# Calculation of maximum AVC contribution allowable



## Ziboo (4 Mar 2009)

Due to current market conditions I am considering increasing my pension contributions and am looking for guidance on the maximum amounts I could contribute, and the effect on age limits on these amounts. 

For example.
Salary = 100
Company pension contribution = 15

Between 30 and 39 the age maximum contribution is 20%
Between 40 and 49 the age maximum contribution is 25%

two questions.
1. What is the maximum contribution percentage based on. 
Is it salary plus employer contribution 115 (100+15). so at 40 it would be 25% of 115 = 28.75. 
The company have already contributed 15, so I could contribute up to 13.75 (28.75 - 15)?
Or is it based on the salary prior to employers pension or another amount?

2. If if is my 40th birthday in this tax year, as I will be in the 25% band at the end of the tax year, does this mean that I could pay up to 25% of the salary for the full tax year?  _(edit, I see this was answered previously as at the age at the end of the tax year)_


----------



## Don_08 (4 Mar 2009)

The max contributions are based on your total taxable earnings made during the tax year.  You cannot include the employer conts - but can include things like car allowance, bonus, vhi etc.

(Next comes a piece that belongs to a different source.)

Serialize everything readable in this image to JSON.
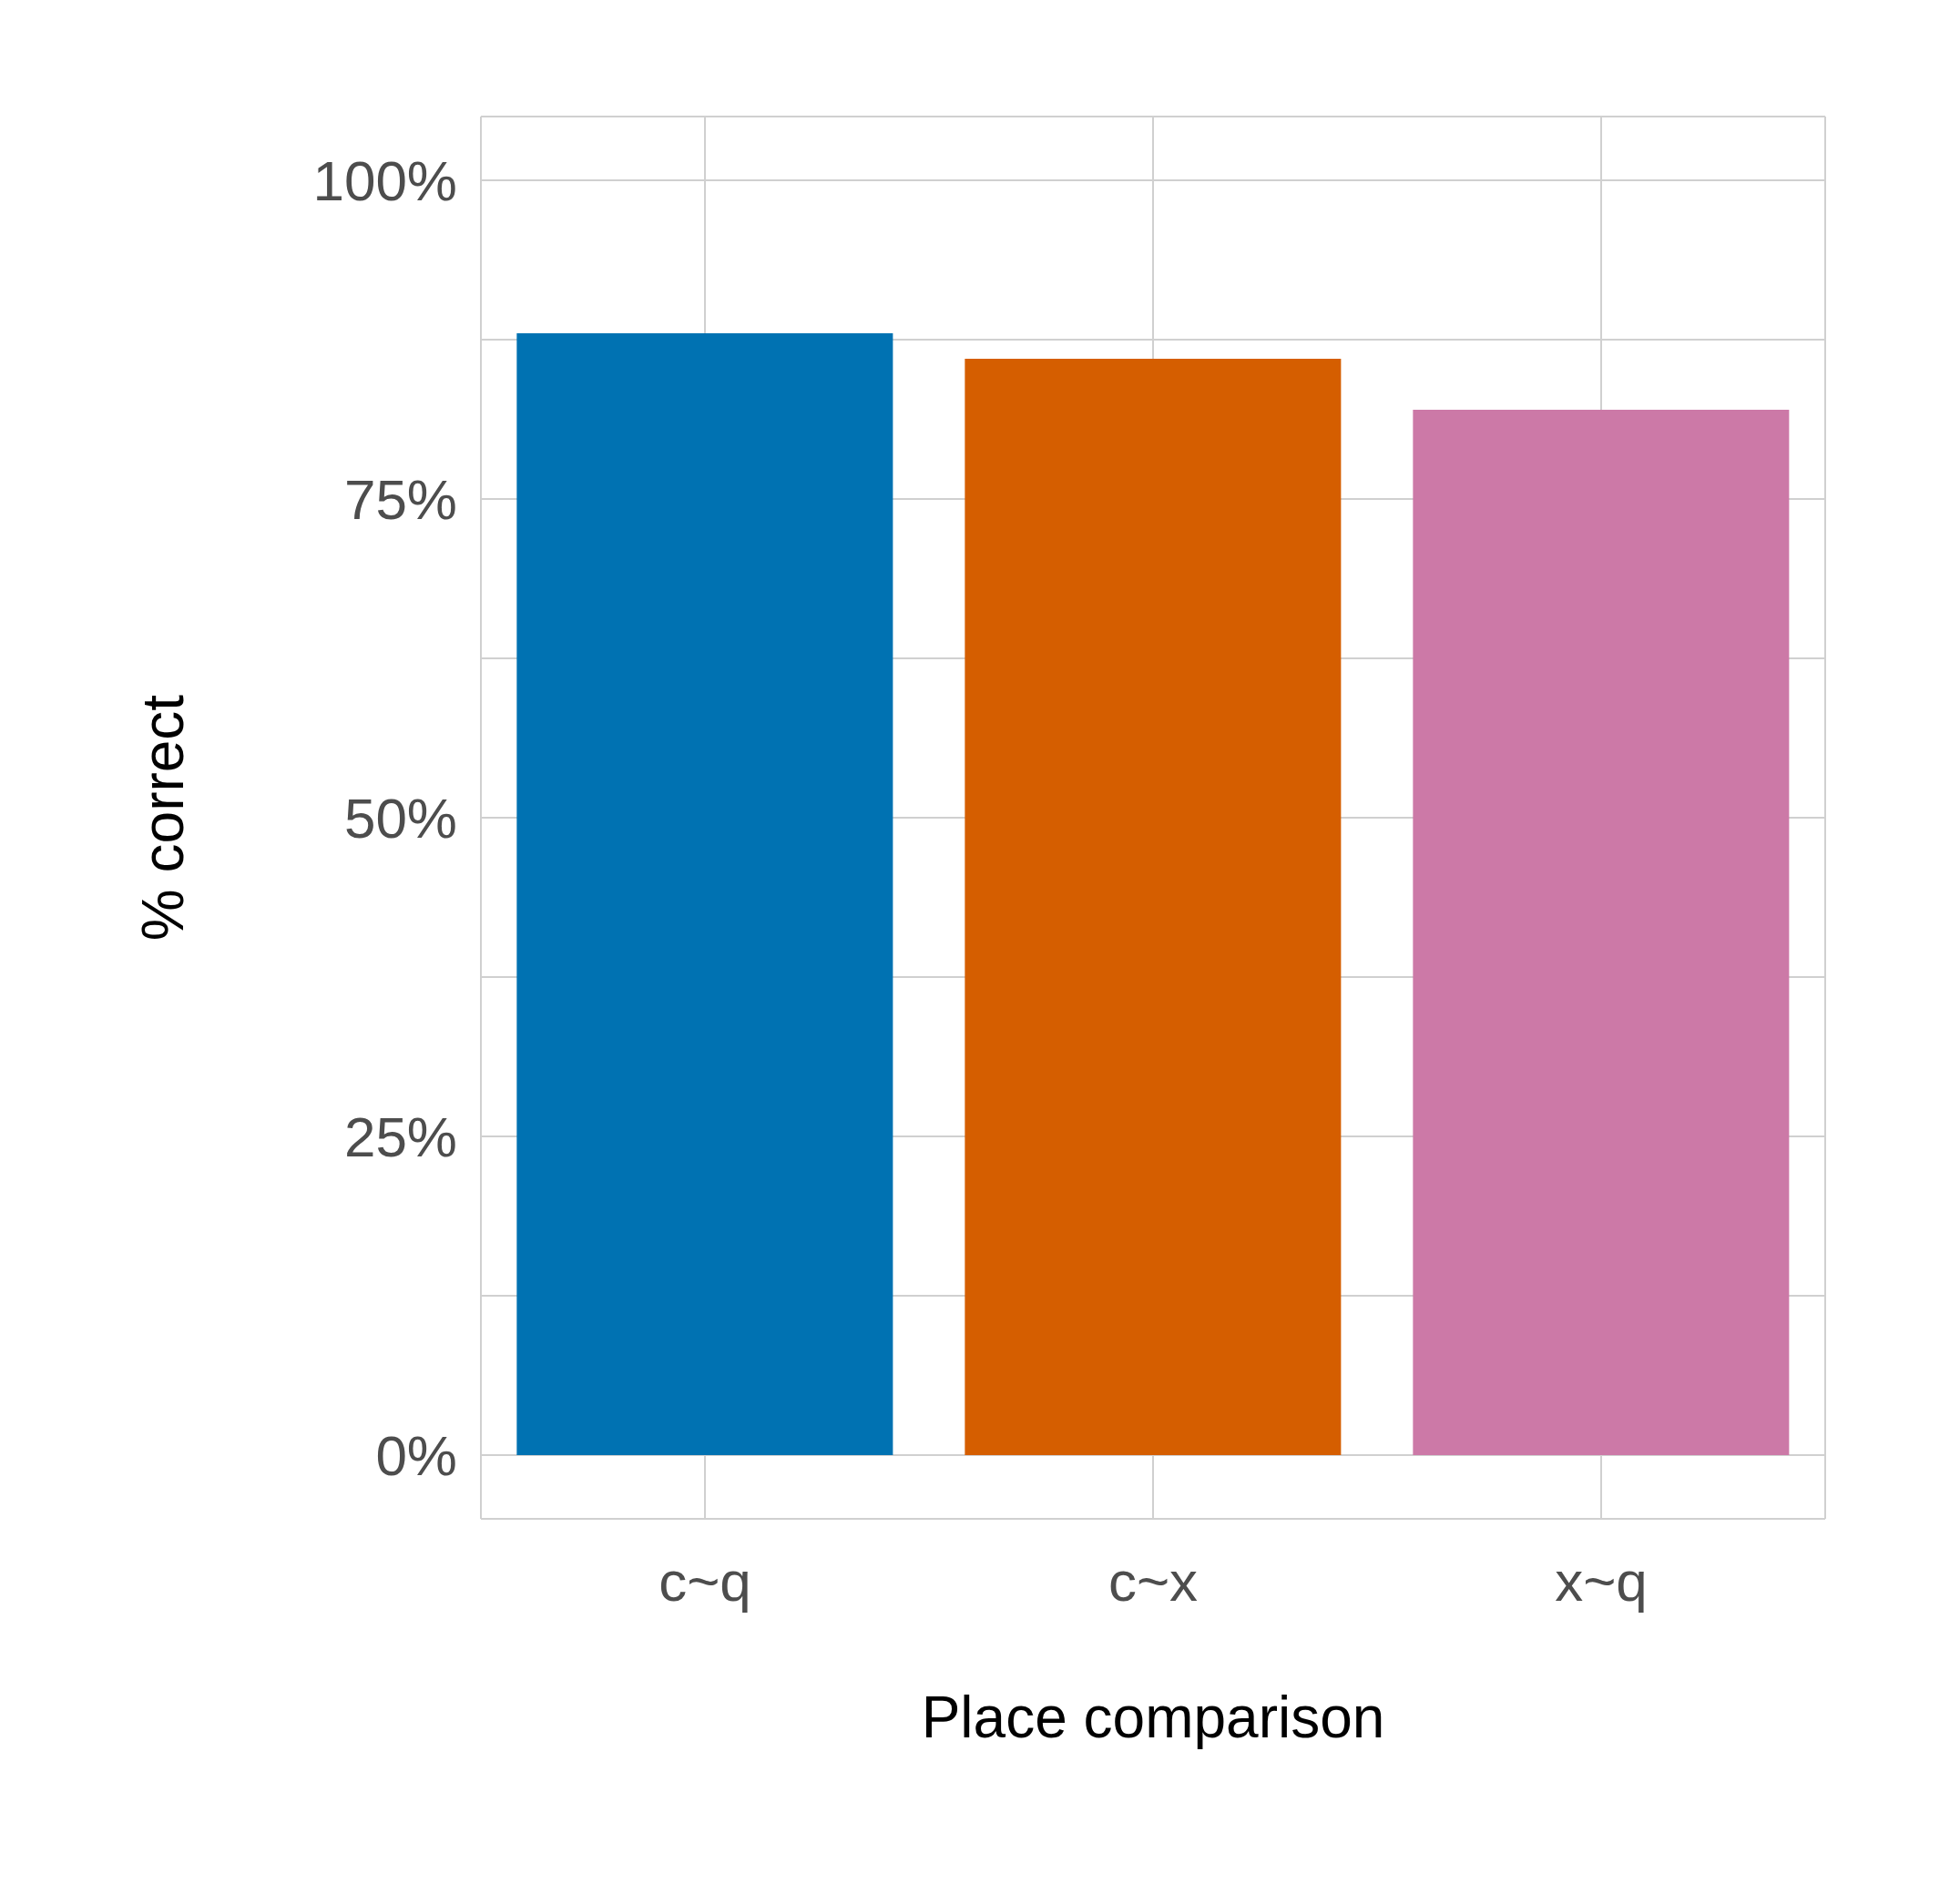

Don;t forget if you did not make the maximum for 2008 you can still make it in respect of that prior to 31 Oct 09.


----------



## extopia (4 Mar 2009)

AFAIK The percentage is based on your gross salary, including bonuses and BIK. Employer contributions are definitely NOT factored in.

[post crossed with above]


----------



## Ziboo (4 Mar 2009)

Thanks for the info.
I presume that means that the employer contribution is taken into account as part of the age maximum contribution. 
So assuming max contribution of 25%. If I have taxable salary of 100 with an employer pension contribution of 15% that would leave a maximum pension contribution I could pay 10% of taxable salary?


----------



## extopia (4 Mar 2009)

Eh, no, what both posts above say is... forget about employer contributions when you're calculating the 25%. It's 25% of your own taxable earnings.


----------



## PetPal (4 Mar 2009)

On the subject of pensions and AVCs I was actually thinking of reducing my AVCs.  Am I mad?  My thinking was that pensions have lost a lot of their value recently (we all know why) and, as I have a small mortgage, I would be better off using the 750 per month that I currently pay as an AVC to help pay off the mortgage early.  I know that I'm losing the tax relief on the AVC which therefore possibly makes my decision a bad one.  However I felt that I might be getting better current use out of the funds by paying off the mortgage early.  Would appreciate your thoughts.


----------



## Don_08 (4 Mar 2009)

Ziboo said:


> Thanks for the info.
> I presume that means that the employer contribution is taken into account as part of the age maximum contribution.
> So assuming max contribution of 25%. If I have taxable salary of 100 with an employer pension contribution of 15% that would leave a maximum pension contribution I could pay 10% of taxable salary?


 
God no  - some poor employers are paying 70-90% in conts at the moment and more.  Forget what the employer is paying.


----------